Opinion and Analysis
NIC Securities general manager Catherine Karita. PHOTO | DIANA NGILA
By CHARLES MWANIKI
NIC Bank
opened its Sh2.1 billion rights issue on Thursday, coming after
September’s bond issue that raised Sh5 billion, a statement of how rapid
things are moving at the mid-tier bank.
NIC plans to use money raised from the cash call to shore up
its capital and fund expansion. Managing director John Gachora gave the
Business Daily an insider’s view of Kenya’s rapidly-changing
banking industry and how NIC plans to play its game in the competitive
landscape.
You have been at NIC a year now. What is your experience so far?
It has been a very good one. I took over the
leadership of a well-run and governed bank. Because I came from outside,
I have had to take a very hands-on approach.
It was important that I do so in order to gain a
deeper understanding of the bank. NIC also has hard-working and
innovative people who are working on some new products that we plan to
launch in due course.
What is your outlook for the economy, and what bright spots do you see in there as a bank?
Significant growth is certainly going to come from
the big infrastructure investments we are seeing in all parts of the
country. I see transport as a key growth area, which for us as a bank is
significant because we are big in asset financing.
We also expect oil and gas to play a major role in
growth in the next decade. As a bank, we haven’t exactly figured out how
to take advantage of that opportunity, but we are studying it closely
because a lot of the investment needed to develop the infrastructure
will take place in the next three to five years.
Decentralisation of government also presents
opportunities that have informed our branch expansion plan. Besides, the
SME segment is also presenting good growth prospects as a source of
employment.
With the rights issue coming so soon after the corporate bond, how is your capital adequacy looking now and what is the outlook?
We met the required core capital ratio in June, but
when we looked ahead to January with the new capital ratio
requirements, we came to the conclusion that we were going to miss the
requirement for total capital ratio. For core capital, which is where
most of the money raised in the rights will go, we are okay at present
and in January.
Total capital ratio (capital adequacy ratio) is
where we felt there could be challenges in January. We decided to go out
to the market for additional capital that would help us meet this
regulatory obligation and most importantly to fund growth.
We have calculated how much capital we need for
growth in the next four years, and are raising that this year through
the bond and rights issue. Currently all our capital is in core capital.
We have not historically had what one would call
tier two-capital, which we have now built up using proceeds of the bond.
Once we are done with the capital raising plans, we can concentrate on
our strategy for the next four years.
NIC has largely been a player in the corporate side of banking. Are there any new thoughts for the retail segment?
We are primarily a corporate banking business and from the
subsidiaries perspective, our Kenyan operation accounts for about 96 per
cent of the group’s total profits.
We want to do two things: expand the retail and SME segments
that require significant investment in a larger branch network and in
people to help us grow. We also plan to invest in our subsidiaries in
order to boost their contribution to the bottom-line.

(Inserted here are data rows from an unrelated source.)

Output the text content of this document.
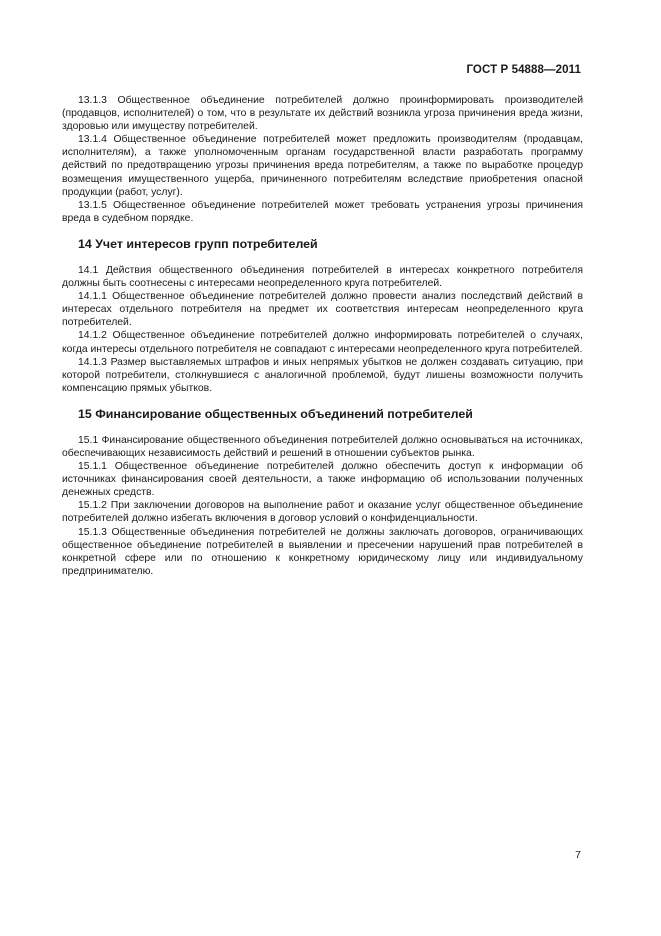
ГОСТ Р 54888—2011

13.1.3 Общественное объединение потребителей должно проинформировать производителей (продавцов, исполнителей) о том, что в результате их действий возникла угроза причинения вреда жизни, здоровью или имуществу потребителей.

13.1.4 Общественное объединение потребителей может предложить производителям (продавцам, исполнителям), а также уполномоченным органам государственной власти разработать программу действий по предотвращению угрозы причинения вреда потребителям, а также по выработке процедур возмещения имущественного ущерба, причиненного потребителям вследствие приобретения опасной продукции (работ, услуг).

13.1.5 Общественное объединение потребителей может требовать устранения угрозы причинения вреда в судебном порядке.

14 Учет интересов групп потребителей

14.1 Действия общественного объединения потребителей в интересах конкретного потребителя должны быть соотнесены с интересами неопределенного круга потребителей.

14.1.1 Общественное объединение потребителей должно провести анализ последствий действий в интересах отдельного потребителя на предмет их соответствия интересам неопределенного круга потребителей.

14.1.2 Общественное объединение потребителей должно информировать потребителей о случаях, когда интересы отдельного потребителя не совпадают с интересами неопределенного круга потребителей.

14.1.3 Размер выставляемых штрафов и иных непрямых убытков не должен создавать ситуацию, при которой потребители, столкнувшиеся с аналогичной проблемой, будут лишены возможности получить компенсацию прямых убытков.

15 Финансирование общественных объединений потребителей

15.1 Финансирование общественного объединения потребителей должно основываться на источниках, обеспечивающих независимость действий и решений в отношении субъектов рынка.

15.1.1 Общественное объединение потребителей должно обеспечить доступ к информации об источниках финансирования своей деятельности, а также информацию об использовании полученных денежных средств.

15.1.2 При заключении договоров на выполнение работ и оказание услуг общественное объединение потребителей должно избегать включения в договор условий о конфиденциальности.

15.1.3 Общественные объединения потребителей не должны заключать договоров, ограничивающих общественное объединение потребителей в выявлении и пресечении нарушений прав потребителей в конкретной сфере или по отношению к конкретному юридическому лицу или индивидуальному предпринимателю.

7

Will we then see NIC expand into emerging business lines in the retail market such as agency and mobile banking?
We are already in agency banking through our
partnership with Postbank, which has 98 branches that act as our agents.
We are looking to expand this further and are on the look-out for
credible partners we can work with.
We are picky in our choice of agents to ensure that
they fit with our type of customers. On mobile banking we have recently
launched the Move to Now theme, which ensures that access to mobile
banking services is seamless and effective.

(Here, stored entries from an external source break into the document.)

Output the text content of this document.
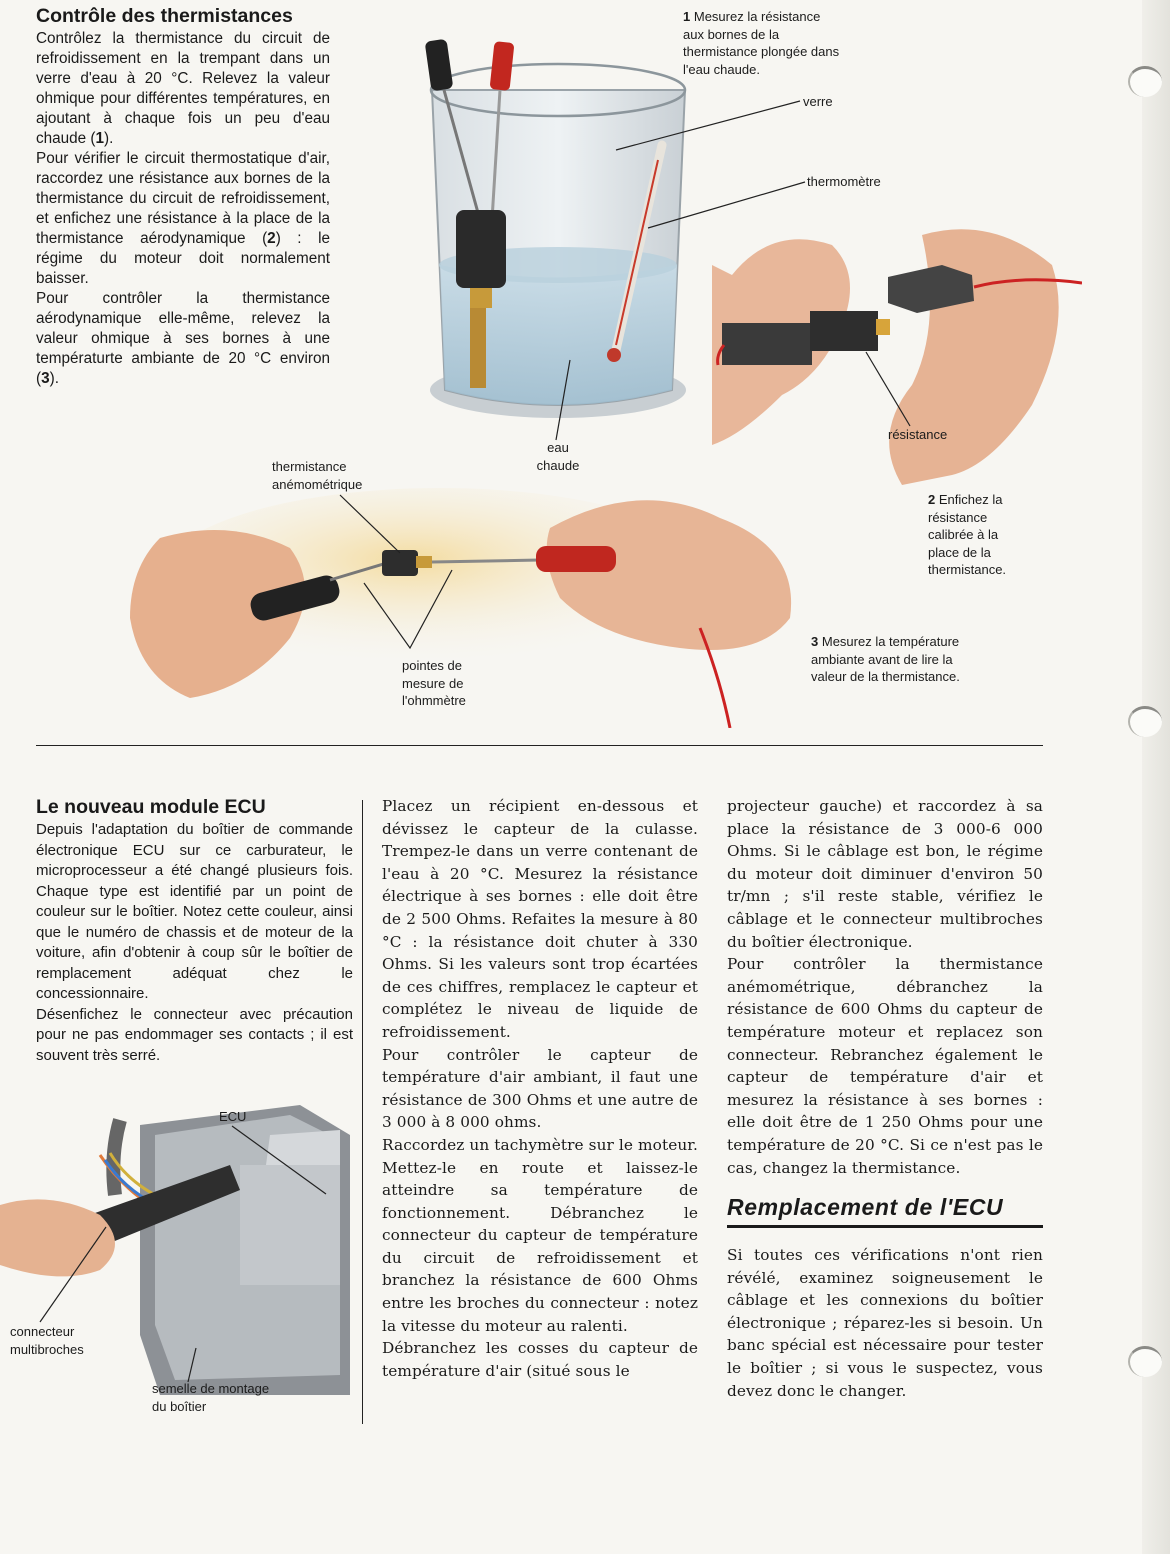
Contrôle des thermistances

Contrôlez la thermistance du circuit de refroidissement en la trempant dans un verre d'eau à 20 °C. Relevez la valeur ohmique pour différentes températures, en ajoutant à chaque fois un peu d'eau chaude (1).

Pour vérifier le circuit thermostatique d'air, raccordez une résistance aux bornes de la thermistance du circuit de refroidissement, et enfichez une résistance à la place de la thermistance aérodynamique (2) : le régime du moteur doit normalement baisser.

Pour contrôler la thermistance aérodynamique elle-même, relevez la valeur ohmique à ses bornes à une températurte ambiante de 20 °C environ (3).

1 Mesurez la résistance aux bornes de la thermistance plongée dans l'eau chaude.
verre
thermomètre
eau chaude
résistance
2 Enfichez la résistance calibrée à la place de la thermistance.
thermistance anémométrique
pointes de mesure de l'ohmmètre
3 Mesurez la température ambiante avant de lire la valeur de la thermistance.
Le nouveau module ECU

Depuis l'adaptation du boîtier de commande électronique ECU sur ce carburateur, le microprocesseur a été changé plusieurs fois. Chaque type est identifié par un point de couleur sur le boîtier. Notez cette couleur, ainsi que le numéro de chassis et de moteur de la voiture, afin d'obtenir à coup sûr le boîtier de remplacement adéquat chez le concessionnaire.

Désenfichez le connecteur avec précaution pour ne pas endommager ses contacts ; il est souvent très serré.

ECU
connecteur multibroches
semelle de montage du boîtier

Placez un récipient en-dessous et dévissez le capteur de la culasse. Trempez-le dans un verre contenant de l'eau à 20 °C. Mesurez la résistance électrique à ses bornes : elle doit être de 2 500 Ohms. Refaites la mesure à 80 °C : la résistance doit chuter à 330 Ohms. Si les valeurs sont trop écartées de ces chiffres, remplacez le capteur et complétez le niveau de liquide de refroidissement.

Pour contrôler le capteur de température d'air ambiant, il faut une résistance de 300 Ohms et une autre de 3 000 à 8 000 ohms.

Raccordez un tachymètre sur le moteur. Mettez-le en route et laissez-le atteindre sa température de fonctionnement. Débranchez le connecteur du capteur de température du circuit de refroidissement et branchez la résistance de 600 Ohms entre les broches du connecteur : notez la vitesse du moteur au ralenti.

Débranchez les cosses du capteur de température d'air (situé sous le

projecteur gauche) et raccordez à sa place la résistance de 3 000-6 000 Ohms. Si le câblage est bon, le régime du moteur doit diminuer d'environ 50 tr/mn ; s'il reste stable, vérifiez le câblage et le connecteur multibroches du boîtier électronique.

Pour contrôler la thermistance anémométrique, débranchez la résistance de 600 Ohms du capteur de température moteur et replacez son connecteur. Rebranchez également le capteur de température d'air et mesurez la résistance à ses bornes : elle doit être de 1 250 Ohms pour une température de 20 °C. Si ce n'est pas le cas, changez la thermistance.

Remplacement de l'ECU

Si toutes ces vérifications n'ont rien révélé, examinez soigneusement le câblage et les connexions du boîtier électronique ; réparez-les si besoin. Un banc spécial est nécessaire pour tester le boîtier ; si vous le suspectez, vous devez donc le changer.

You have a wealth of experience in banking,
part of it acquired working outside the country. How does the Kenyan
banking industry compare with those of countries you have worked in?
In capital adequacy ratios, the numbers for Kenya,
Nigeria and South Africa are about the same. What is different is the
calculation and capital levels. South Africa uses a very classical Basel
2 model where you can rate every customer or apply different capital
requirements per customer.
In Kenya we weight a loan based on its type without
much emphasis on how strong a customer is from a credit perspective.
For minimum capital requirements, Kenya’s is fixed at Sh1 billion and
there have been some suggestions that CBK should think about raising it.
Nigeria raised theirs to $100 million and South
Africa’s is similarly high, forcing banks to consolidate. This means
that South African and Nigerian banks are able to lend much bigger
amounts to a single customer due to their high levels of capitalisation.
The bottom-line is that they are able to participate in large projects,
which we cannot do in Kenya.
We have had some challenges with banking
security, especially coming from cyber attacks by fraudsters. Should
customers fear for the safety of their money especially those using
mobile and online banking?
Banks are always under constant threat from
fraudsters. The result is that most banks have heavily invested in
security, and will continue to do so.
Each time we are subject to attempted attacks by
fraudsters we do thorough forensic audits and close the loopholes that
were exploited. It need not be a worry for our customers. Their money is
safe.
It suffices to say that banks will continue to
incur costs in the fight against fraudsters but that is a battle we are
willing to fight to protect our customers.